US: We Won't Prosecute Families for Paying Ransom
Review of policy comes after criticism from relatives of slain ISIS captives
By Newser Editors and Wire Services
Posted Jun 23, 2015 1:03 PM CDT
This image made from video shows Warren Weinstein, an American development worker who was taken hostage and killed accidentally in a US drone strike.   (AP Photo via AP video)

(Newser) – The Obama administration will tell families of Americans held by terror groups that they can communicate with captors and even pay ransom without fear of prosecution—part of a broad review of US hostage guidelines that will be released tomorrow. President Obama ordered the review last fall after the deaths of Americans held hostage by ISIS militants. The families of some of those killed complained about their dealings with the administration, saying they were threatened with criminal prosecution if they pursued paying ransom in exchange for their loved ones' releases.
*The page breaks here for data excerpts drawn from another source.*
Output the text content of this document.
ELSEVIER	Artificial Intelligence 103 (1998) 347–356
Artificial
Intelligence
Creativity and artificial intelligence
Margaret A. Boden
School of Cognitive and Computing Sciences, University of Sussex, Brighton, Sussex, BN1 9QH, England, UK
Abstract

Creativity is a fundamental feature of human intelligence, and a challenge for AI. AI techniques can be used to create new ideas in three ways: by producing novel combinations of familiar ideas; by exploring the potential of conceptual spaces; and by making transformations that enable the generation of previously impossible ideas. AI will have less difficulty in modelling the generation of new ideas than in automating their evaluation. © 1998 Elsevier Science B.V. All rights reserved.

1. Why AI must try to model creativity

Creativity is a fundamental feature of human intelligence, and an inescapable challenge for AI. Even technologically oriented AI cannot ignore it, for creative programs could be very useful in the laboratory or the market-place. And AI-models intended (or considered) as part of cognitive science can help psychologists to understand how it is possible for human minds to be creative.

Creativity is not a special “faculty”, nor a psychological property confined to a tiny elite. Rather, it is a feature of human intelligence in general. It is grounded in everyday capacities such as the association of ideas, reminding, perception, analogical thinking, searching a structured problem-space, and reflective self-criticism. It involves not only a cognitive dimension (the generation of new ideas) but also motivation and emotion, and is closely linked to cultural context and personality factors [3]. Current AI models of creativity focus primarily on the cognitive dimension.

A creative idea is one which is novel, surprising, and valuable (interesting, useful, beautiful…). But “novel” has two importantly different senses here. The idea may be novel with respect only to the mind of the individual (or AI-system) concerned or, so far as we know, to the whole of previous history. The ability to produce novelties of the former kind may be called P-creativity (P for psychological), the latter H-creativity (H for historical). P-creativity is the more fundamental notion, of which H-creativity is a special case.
Two people familiar with the review said there will be no formal change to the law, which explicitly makes it a crime to provide money or other material support to terror organizations. However, the administration will make clear that the Justice Department has never prosecuted anyone for paying ransom—and that will continue to be the case. Sources say the move is aimed at recognizing the role families may play in seeking to free their loved ones. However, there will be no change in the ban on the government directly paying ransom or facilitating payments for families.